Of course, by analogy to enveloped viruses and virosomes [5355], the ultimate in stealth is cytocarriage (Section 9.4.7), wherein the nanorobot hides inside an otherwise innocuous native motile body cell such as a fibroblast or macrophage. External cell adhesion to the nanorobot is precluded, and only intracellular protein adsorption need be actively managed until the nanorobot is released.

Whether pure atomically-smooth diamondoid materials (Section 15.3.1.1) will give us sufficiently nonadhesive surfaces, or if instead thin engineered coatings or active semaphoric surfaces (Section 5.3.6) will be necessary to ensure adequate biocompatibility of medical nanorobots, is an outstanding research issue that can best be resolved by future experiments. This is a very critical topic because, unlike the materials used in a joint prosthesis, nanorobots may be present throughout the microvasculature of critical organs.
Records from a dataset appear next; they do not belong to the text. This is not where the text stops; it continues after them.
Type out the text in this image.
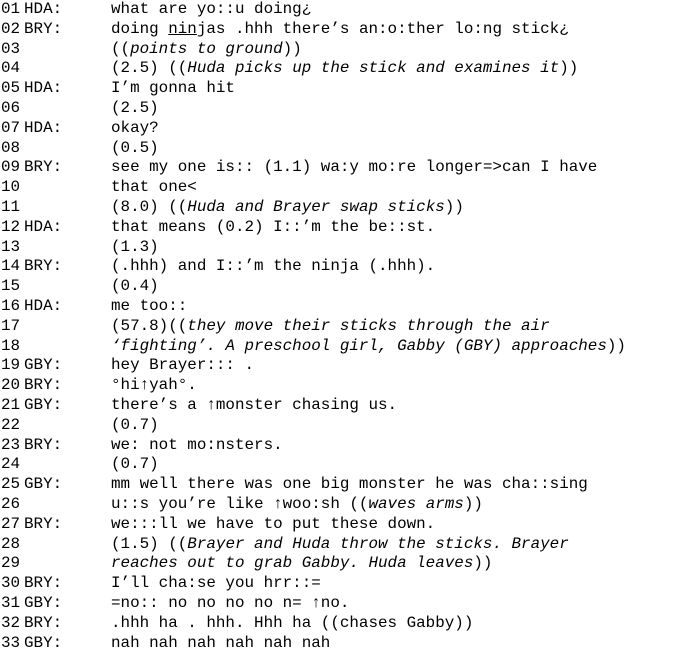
01 HDA:	what are yo::u doing¿
02 BRY:	doing ninjas .hhh there’s an:o:ther lo:ng stick¿
03	((points to ground))
04	(2.5) ((Huda picks up the stick and examines it))
05 HDA:	I’m gonna hit
06	(2.5)
07 HDA:	okay?
08	(0.5)
09 BRY:	see my one is:: (1.1) wa:y mo:re longer=>can I have
10	that one<
11	(8.0) ((Huda and Brayer swap sticks))
12 HDA:	that means (0.2) I::’m the be::st.
13	(1.3)
14 BRY:	(.hhh) and I::’m the ninja (.hhh).
15	(0.4)
16 HDA:	me too::
17	(57.8)((they move their sticks through the air
18	‘fighting’. A preschool girl, Gabby (GBY) approaches))
19 GBY:	hey Brayer::: .
20 BRY:	°hi↑yah°.
21 GBY:	there’s a ↑monster chasing us.
22	(0.7)
23 BRY:	we: not mo:nsters.
24	(0.7)
25 GBY:	mm well there was one big monster he was cha::sing
26	u::s you’re like ↑woo:sh ((waves arms))
27 BRY:	we:::ll we have to put these down.
28	(1.5) ((Brayer and Huda throw the sticks. Brayer
29	reaches out to grab Gabby. Huda leaves))
30 BRY:	I’ll cha:se you hrr::=
31 GBY:	=no:: no no no no n= ↑no.
32 BRY:	.hhh ha . hhh. Hhh ha ((chases Gabby))
33 GBY:	nah nah nah nah nah nah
The adhesiveness of many hundreds of serum proteins to the artificial nanorobot exterior must be evaluated, and the relative serum concentration of these proteins may change according to the time of day or the physiological state of the individual (e.g., TNF, IL-1, IL-2, and transferrin rise dramatically in the acute phase response to a pathogen). Relevant investigations are to be encouraged at the earliest possible opportunity.